As war approached in 1940, the United States recognized that it had a great shortage of the engineers and scientists needed for the defense industries. The U.S. Office of Education asked all American engineering schools to join in a ‘crash’ program to produce what was often called ‘instant engineers.’ API became an early participant in an activity that eventually became Engineering, Science, and Management War Training (ESMWT). Fully funded by the government and coordinated by API's Dean of Engineering, college-level courses were given in concentrated, mainly evening classes at sites across Alabama. Taken by thousands of adults – including many women – these courses were highly beneficial in producing skilled individuals who filled the wartime ranks of civilian engineers, chemists, and other technical professionals. The ESMWT also benefited API by providing employment for faculty members when the student body was significantly diminished by the draft and patriotic volunteers.
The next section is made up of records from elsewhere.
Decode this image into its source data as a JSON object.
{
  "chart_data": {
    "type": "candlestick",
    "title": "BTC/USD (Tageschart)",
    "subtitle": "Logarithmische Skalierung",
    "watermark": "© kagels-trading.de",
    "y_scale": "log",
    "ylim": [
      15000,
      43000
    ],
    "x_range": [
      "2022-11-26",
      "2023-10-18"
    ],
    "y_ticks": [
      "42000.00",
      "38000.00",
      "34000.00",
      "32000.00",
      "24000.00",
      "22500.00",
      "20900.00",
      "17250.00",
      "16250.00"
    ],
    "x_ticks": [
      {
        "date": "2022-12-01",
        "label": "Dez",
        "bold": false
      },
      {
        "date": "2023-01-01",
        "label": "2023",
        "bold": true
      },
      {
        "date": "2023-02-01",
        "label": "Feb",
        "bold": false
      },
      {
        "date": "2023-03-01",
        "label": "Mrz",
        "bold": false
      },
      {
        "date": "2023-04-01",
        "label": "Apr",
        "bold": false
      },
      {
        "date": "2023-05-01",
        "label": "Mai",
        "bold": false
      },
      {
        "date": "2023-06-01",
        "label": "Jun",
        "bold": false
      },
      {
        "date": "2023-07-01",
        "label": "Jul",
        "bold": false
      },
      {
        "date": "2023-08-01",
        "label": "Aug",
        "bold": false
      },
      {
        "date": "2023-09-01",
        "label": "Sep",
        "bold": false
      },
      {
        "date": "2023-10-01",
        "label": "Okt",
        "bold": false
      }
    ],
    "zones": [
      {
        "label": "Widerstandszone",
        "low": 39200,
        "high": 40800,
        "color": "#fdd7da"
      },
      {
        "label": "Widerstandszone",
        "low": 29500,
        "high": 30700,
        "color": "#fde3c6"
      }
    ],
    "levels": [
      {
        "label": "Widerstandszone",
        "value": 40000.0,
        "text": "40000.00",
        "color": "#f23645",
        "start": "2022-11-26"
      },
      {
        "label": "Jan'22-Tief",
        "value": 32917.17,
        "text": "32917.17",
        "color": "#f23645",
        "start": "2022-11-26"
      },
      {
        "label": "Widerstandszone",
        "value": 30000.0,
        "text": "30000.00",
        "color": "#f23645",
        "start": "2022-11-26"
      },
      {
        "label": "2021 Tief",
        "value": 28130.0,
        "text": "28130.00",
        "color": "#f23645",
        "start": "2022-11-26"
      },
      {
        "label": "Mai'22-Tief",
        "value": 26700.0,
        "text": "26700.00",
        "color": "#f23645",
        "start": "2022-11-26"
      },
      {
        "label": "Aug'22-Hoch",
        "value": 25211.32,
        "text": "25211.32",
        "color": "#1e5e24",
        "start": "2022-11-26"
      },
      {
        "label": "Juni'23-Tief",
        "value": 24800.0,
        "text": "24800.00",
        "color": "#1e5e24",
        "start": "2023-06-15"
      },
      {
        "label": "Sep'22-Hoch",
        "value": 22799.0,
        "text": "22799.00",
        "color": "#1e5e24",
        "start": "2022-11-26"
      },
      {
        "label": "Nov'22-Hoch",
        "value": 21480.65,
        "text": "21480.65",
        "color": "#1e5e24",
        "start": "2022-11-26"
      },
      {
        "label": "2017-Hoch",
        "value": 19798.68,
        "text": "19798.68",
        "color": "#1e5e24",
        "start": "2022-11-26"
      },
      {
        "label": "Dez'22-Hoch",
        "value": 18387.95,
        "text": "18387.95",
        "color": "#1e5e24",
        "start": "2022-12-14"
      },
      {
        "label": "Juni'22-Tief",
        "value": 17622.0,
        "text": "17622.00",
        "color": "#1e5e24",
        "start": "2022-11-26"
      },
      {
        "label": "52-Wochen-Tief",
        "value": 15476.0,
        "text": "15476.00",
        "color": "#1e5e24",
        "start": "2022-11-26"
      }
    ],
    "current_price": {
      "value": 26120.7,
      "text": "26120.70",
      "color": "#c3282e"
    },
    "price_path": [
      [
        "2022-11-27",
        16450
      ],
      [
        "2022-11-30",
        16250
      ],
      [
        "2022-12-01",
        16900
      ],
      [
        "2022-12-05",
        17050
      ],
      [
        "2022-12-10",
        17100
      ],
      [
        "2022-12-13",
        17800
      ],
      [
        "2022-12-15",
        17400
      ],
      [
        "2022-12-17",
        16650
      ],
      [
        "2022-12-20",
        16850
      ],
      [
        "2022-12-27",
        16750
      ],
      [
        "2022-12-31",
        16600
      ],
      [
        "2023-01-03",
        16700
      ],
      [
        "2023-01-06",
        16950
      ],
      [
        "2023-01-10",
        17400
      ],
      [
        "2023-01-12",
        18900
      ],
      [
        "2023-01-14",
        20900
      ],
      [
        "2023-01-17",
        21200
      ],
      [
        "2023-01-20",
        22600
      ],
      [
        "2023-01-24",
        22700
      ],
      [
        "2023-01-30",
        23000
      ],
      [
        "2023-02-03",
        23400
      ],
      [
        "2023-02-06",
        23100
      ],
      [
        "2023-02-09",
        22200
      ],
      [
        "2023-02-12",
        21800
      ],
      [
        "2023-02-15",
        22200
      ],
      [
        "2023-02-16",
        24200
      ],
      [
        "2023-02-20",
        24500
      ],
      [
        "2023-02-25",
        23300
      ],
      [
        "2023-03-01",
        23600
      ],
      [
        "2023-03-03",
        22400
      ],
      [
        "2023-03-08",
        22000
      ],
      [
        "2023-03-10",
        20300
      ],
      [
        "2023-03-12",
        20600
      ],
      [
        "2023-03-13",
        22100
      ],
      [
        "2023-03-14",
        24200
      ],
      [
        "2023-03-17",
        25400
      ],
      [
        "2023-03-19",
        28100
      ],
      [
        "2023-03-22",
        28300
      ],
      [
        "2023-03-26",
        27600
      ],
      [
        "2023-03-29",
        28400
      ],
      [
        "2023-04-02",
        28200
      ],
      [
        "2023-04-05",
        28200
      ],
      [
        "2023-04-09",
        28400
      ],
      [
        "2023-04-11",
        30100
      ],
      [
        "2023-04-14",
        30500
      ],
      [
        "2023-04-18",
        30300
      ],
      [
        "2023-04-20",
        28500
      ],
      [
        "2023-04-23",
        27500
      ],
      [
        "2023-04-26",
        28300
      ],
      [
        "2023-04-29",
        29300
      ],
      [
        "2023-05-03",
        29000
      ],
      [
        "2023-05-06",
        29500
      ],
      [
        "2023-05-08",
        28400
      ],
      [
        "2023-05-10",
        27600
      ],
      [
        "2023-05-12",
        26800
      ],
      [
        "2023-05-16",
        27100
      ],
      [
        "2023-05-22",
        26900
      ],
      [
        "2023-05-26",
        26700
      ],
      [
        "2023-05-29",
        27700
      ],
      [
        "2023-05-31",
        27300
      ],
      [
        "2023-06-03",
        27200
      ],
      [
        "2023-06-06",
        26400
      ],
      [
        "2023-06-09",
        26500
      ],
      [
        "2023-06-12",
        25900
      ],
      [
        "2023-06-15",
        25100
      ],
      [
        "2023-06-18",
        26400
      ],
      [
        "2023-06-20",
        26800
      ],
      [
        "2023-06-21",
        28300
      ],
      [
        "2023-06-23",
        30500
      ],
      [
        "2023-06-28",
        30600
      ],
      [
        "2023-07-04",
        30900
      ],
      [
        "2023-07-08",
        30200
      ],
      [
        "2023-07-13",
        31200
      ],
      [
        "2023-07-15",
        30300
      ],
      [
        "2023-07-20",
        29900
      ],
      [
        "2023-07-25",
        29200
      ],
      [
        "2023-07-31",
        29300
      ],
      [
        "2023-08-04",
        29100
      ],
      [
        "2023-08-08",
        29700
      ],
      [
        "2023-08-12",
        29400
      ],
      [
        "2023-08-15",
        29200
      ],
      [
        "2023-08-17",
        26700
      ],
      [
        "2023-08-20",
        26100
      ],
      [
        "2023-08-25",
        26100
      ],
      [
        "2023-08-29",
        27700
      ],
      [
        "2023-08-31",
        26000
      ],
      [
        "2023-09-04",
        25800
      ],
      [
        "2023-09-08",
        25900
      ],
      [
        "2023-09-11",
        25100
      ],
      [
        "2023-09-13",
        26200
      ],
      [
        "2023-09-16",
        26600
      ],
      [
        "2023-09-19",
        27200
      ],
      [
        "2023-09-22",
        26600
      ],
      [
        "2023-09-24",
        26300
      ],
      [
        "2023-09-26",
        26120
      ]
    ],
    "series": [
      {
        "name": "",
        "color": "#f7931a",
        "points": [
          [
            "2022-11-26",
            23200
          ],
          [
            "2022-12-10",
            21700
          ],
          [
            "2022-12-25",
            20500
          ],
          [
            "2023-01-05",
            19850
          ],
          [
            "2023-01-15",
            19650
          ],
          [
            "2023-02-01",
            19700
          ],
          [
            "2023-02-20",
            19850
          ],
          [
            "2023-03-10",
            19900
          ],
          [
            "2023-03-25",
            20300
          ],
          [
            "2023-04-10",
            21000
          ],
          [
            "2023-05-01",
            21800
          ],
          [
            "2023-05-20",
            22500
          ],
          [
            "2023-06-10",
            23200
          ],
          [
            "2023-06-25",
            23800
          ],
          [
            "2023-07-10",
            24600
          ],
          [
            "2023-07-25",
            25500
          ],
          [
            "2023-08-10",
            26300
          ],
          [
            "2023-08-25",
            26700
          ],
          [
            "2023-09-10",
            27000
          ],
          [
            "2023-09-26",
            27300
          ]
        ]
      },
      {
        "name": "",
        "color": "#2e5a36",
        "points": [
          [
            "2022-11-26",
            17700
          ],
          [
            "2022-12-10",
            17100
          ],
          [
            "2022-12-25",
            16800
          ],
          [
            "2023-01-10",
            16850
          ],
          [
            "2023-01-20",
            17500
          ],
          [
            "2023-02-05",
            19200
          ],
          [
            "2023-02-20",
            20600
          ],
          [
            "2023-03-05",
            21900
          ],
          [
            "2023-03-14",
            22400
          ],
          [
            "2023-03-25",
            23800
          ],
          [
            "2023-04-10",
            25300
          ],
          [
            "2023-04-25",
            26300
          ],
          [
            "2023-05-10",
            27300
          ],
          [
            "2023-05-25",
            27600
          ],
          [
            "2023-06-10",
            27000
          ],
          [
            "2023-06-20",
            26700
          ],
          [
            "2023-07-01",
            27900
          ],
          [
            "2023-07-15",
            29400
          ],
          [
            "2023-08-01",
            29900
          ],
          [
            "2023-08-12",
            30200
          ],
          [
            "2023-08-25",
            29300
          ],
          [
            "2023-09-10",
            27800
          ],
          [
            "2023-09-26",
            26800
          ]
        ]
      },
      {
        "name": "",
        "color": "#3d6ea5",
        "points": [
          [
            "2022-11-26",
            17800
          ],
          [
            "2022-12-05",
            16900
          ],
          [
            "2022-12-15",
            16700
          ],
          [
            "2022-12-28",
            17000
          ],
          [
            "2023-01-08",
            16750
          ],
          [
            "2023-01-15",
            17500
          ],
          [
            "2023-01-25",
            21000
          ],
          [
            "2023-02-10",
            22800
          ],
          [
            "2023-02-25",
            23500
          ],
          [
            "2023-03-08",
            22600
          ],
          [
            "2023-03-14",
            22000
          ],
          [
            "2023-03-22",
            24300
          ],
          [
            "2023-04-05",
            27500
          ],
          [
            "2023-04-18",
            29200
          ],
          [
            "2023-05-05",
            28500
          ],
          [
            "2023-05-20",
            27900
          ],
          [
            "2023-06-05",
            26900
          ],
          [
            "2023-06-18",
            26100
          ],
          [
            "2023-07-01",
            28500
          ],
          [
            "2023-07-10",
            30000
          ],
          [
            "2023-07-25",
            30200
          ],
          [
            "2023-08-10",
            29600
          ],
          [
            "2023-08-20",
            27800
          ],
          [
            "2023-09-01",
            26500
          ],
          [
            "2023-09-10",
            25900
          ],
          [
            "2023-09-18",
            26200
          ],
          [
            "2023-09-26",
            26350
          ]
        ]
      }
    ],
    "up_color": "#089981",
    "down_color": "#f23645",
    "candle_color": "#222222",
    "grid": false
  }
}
During the war, API also trained U.S. military personnel on campus; between 1941 and 1945, API produced over 32,000 troops for the war effort.

==Post World War II to present==

Following the end of World War II, API, like many colleges around the country, underwent a period of massive growth when returning veterans took advantage of their GI Bill offer to seek free education. In the five-year period following the end of the war, enrollment at API more than doubled.

Recognizing that the college had expanded programs, added graduate programs, and moved beyond its agricultural and mechanical roots, in 1960 the Alabama Legislature authorized it as a university. It was officially renamed as Auburn University, a name that better represented the varied academic programs and expanded curriculum that the school had been offering for years. In addition, the name was used unofficially since at least the 1930s when Jordan-Hare Stadium opened in 1939 as "Auburn Stadium."

Like most universities in the American South, Auburn was racially segregated by state law prior to 1963, with only white students being admitted. In 1964, Harold Franklin became the first African-American student to be admitted to Auburn University after the passage of the Civil Rights Law that prohibited segregation in public facilities. Josetta Brittain Matthews was both the first African-American graduate and faculty member, earning a master’s degree in education in 1966 and becoming a French and history instructor of the College of Liberal Arts in 1972. Josetta Brittain Matthews would later go on to the first African-American at Auburn to obtain a doctorate degree in 1975. In the 1980s, Chief Justice Harold Melton became the first African-American President of the Student Government Association.

Auburn has grown since its founding in 1856, as of Fall 2023 Auburn University has 33,015 students and 1,435 faculty at the main campus in Auburn.